Whether it's Bloomberg's crime stats that downgrade felonies to misdemeanors and misdemeanors to lost property or the BloomKlein test score miracle that wasn't or the unemployment rate which consistently undercounts the employment problem, so much of the data used by the media and the political establishment is just bullshit.
Today, the Wall Street Journal reveals that the National Association of Realtors has been phonying up the home sales data (surprise, surprise!):
The housing crash may have been more severe than initial estimates have shown.
The National Association of Realtors, which produces a widely watched monthly estimate of sales of previously owned homes, is examining the possibility that it over-counted U.S. home sales dating back as far as 2007.
The group reported that there were 4.9 million sales of previously owned homes in 2010, down 5.7% from 5.2 million in 2009. But CoreLogic, a real-estate analytics firm based in Santa Ana, Calif., counted just 3.3 million homes sales last year, a drop of 10.8% from 3.7 million in 2009. CoreLogic says NAR could have overstated home sales by as much as 20%.
While revisions wouldn't affect reported home-price numbers, they could show that the housing market faces a bigger overhang in inventory, given the weaker demand.

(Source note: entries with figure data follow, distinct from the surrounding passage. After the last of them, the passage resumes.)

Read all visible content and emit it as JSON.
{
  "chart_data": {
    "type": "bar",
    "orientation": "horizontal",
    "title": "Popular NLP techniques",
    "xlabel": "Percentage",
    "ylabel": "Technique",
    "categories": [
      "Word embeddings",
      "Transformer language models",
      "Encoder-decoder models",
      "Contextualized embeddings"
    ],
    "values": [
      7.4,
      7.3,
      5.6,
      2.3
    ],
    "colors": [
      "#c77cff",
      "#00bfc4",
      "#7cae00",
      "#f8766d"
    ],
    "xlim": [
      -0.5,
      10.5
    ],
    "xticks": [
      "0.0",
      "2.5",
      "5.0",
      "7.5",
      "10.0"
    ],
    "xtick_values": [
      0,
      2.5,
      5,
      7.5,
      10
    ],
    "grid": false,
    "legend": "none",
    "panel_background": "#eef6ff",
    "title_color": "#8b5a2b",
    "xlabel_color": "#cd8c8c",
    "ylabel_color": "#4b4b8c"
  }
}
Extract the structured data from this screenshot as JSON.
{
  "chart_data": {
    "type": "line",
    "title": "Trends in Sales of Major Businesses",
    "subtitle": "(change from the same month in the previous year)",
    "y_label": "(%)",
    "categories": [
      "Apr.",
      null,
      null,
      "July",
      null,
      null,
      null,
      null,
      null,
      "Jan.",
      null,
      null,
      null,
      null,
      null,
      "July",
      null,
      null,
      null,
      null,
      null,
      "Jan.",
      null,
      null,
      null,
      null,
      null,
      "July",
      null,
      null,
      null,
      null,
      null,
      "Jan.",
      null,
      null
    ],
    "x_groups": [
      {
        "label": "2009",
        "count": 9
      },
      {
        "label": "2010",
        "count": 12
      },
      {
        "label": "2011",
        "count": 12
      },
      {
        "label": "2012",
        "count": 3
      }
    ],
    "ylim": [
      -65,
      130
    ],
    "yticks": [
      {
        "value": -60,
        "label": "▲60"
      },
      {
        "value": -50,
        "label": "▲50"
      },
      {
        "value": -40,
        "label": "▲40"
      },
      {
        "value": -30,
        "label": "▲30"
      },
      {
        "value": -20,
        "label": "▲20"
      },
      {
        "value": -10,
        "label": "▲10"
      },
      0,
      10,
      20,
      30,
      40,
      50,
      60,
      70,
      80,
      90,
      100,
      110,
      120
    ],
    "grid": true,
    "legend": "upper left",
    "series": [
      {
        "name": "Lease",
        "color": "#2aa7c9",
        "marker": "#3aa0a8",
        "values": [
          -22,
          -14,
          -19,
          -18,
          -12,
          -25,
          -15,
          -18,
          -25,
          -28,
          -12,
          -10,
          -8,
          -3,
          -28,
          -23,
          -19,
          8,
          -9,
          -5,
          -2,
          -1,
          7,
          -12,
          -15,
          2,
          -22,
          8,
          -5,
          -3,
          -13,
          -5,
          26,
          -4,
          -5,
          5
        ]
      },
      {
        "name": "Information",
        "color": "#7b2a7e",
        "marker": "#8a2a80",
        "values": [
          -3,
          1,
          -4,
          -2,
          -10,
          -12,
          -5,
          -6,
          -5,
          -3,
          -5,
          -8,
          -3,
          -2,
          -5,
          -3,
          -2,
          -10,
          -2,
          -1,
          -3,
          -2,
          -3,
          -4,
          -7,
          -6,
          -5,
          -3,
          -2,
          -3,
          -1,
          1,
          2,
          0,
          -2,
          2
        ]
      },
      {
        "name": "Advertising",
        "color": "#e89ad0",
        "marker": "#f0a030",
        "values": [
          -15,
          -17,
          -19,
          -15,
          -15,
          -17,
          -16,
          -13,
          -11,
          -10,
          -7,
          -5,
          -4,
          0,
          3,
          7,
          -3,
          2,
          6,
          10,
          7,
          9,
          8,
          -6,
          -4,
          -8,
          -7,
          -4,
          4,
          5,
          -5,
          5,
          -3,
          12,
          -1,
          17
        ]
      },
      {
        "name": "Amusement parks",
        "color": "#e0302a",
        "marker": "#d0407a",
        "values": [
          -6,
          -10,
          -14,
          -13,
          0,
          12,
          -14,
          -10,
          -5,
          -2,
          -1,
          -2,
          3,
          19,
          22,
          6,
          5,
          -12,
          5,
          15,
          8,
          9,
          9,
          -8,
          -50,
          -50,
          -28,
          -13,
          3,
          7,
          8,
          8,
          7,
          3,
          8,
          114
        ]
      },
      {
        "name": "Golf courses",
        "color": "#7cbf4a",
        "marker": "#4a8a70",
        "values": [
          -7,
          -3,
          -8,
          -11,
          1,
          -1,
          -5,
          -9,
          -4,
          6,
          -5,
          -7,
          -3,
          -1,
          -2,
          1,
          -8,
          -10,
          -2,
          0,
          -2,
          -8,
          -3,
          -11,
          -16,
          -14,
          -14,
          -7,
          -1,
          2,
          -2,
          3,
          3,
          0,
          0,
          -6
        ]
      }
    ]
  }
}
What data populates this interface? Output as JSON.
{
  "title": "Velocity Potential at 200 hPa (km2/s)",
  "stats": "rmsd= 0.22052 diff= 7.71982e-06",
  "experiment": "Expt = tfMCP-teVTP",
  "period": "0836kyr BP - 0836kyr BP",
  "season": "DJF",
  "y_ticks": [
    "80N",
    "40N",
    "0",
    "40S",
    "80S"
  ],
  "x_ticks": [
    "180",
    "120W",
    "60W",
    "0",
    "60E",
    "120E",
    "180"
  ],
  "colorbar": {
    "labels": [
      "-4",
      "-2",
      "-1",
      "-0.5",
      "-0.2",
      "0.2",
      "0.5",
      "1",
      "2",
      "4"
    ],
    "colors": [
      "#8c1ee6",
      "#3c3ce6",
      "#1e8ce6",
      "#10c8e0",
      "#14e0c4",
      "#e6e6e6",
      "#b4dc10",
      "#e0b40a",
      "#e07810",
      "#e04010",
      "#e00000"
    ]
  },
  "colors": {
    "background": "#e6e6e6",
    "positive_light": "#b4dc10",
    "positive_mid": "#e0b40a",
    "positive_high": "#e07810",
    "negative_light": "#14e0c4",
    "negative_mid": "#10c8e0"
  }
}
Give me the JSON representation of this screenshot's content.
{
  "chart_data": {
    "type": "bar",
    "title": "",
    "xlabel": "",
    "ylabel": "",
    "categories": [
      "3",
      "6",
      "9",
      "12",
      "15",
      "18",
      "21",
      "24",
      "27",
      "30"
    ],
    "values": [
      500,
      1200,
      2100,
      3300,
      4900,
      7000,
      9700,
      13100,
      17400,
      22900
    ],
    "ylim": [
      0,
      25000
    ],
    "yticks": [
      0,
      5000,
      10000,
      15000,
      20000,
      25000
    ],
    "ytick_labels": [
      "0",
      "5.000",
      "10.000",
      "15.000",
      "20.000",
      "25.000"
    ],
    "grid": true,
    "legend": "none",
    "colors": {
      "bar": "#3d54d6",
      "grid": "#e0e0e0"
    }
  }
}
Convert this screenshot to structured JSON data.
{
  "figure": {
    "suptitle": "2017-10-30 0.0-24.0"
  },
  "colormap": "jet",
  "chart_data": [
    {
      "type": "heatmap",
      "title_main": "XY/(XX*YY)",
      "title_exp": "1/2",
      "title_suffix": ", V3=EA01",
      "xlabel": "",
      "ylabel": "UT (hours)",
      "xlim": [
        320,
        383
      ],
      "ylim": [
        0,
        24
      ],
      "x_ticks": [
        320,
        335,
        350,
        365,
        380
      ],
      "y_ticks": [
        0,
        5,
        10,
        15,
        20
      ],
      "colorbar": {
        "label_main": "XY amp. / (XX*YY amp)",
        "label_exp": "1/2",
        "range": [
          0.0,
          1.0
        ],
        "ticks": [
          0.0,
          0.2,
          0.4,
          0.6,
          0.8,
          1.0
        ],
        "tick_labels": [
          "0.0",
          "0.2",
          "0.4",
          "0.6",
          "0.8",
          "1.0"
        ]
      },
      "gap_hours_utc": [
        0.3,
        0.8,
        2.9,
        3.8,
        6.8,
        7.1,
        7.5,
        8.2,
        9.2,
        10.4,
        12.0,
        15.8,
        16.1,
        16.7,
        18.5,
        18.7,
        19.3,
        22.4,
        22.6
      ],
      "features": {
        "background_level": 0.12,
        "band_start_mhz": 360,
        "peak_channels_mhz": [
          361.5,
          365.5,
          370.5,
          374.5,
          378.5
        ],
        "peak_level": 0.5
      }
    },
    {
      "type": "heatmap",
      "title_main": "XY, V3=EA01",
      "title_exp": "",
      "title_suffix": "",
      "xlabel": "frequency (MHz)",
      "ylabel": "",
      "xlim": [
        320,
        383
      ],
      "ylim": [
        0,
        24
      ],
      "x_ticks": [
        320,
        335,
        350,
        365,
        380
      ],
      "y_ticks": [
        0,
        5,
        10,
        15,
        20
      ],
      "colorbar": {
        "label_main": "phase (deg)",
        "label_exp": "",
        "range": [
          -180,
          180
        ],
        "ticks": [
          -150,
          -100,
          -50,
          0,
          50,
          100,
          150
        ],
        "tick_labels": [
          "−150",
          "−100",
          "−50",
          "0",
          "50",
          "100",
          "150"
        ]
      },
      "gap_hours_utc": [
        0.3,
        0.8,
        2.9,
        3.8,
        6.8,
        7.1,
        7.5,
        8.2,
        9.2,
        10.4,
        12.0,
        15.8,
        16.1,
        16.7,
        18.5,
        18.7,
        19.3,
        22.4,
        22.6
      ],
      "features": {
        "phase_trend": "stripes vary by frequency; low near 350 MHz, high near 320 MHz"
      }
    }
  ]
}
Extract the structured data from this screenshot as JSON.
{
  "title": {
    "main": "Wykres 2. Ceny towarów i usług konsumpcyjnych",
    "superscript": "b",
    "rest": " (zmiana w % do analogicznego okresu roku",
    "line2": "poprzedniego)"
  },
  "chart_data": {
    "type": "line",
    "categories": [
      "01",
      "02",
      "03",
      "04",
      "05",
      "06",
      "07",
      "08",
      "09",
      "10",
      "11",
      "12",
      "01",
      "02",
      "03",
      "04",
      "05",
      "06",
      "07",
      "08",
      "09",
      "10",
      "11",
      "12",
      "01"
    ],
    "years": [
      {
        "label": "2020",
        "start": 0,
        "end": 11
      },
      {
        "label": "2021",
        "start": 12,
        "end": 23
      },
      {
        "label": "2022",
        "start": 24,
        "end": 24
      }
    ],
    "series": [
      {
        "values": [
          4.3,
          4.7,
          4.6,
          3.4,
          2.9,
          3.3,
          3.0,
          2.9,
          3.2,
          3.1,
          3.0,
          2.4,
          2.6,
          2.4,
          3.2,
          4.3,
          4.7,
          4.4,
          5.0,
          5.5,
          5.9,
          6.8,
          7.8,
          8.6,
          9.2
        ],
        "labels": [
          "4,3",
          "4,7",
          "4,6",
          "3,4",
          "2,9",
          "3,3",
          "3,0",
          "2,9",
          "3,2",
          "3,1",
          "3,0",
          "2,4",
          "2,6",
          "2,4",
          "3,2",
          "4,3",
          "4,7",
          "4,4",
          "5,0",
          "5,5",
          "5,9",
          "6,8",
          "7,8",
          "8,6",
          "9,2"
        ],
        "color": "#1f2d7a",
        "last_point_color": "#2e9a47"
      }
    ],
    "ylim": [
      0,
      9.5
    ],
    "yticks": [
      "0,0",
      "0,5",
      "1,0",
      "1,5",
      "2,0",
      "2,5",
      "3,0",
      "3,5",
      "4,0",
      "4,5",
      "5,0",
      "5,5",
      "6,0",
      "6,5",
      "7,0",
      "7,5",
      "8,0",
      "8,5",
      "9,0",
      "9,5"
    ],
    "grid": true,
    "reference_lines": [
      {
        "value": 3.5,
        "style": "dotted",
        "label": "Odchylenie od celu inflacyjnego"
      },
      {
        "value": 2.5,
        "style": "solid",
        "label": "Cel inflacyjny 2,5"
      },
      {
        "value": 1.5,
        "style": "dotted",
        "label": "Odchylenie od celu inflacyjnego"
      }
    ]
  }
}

In December, NAR said that it would take 8.1 months to sell some 3.6 million homes listed for sale at the current pace, but the number of months it would take could be even higher if sales are revised down. Any revisions wouldn't have an impact on homeowners, but it could have consequences for the real-estate industry. Downward revisions would show that "this horrific downturn in the housing market has been even more pronounced than what people thought, and people already thought it was pretty bad," said Thomas Lawler, an independent housing economist.
NAR said the data, which are used by economists, investors and the real-estate industry to gauge the health of the housing market, could be revised downward this summer. Lawrence Yun, chief economist at NAR, wasn't specific about whether and by how much the revisions could reduce reported sales, and he raised the possibility that the CoreLogic estimates have understated the number of home sales. "This is a very important issue, and we are looking at it carefully right now," Mr. Yun said.
Barry Ritholtz notes that the overcounting of home sales goes back to 2000, not 2007, and takes a closer look at the problem here.
Accidental miscounting problem or fraud?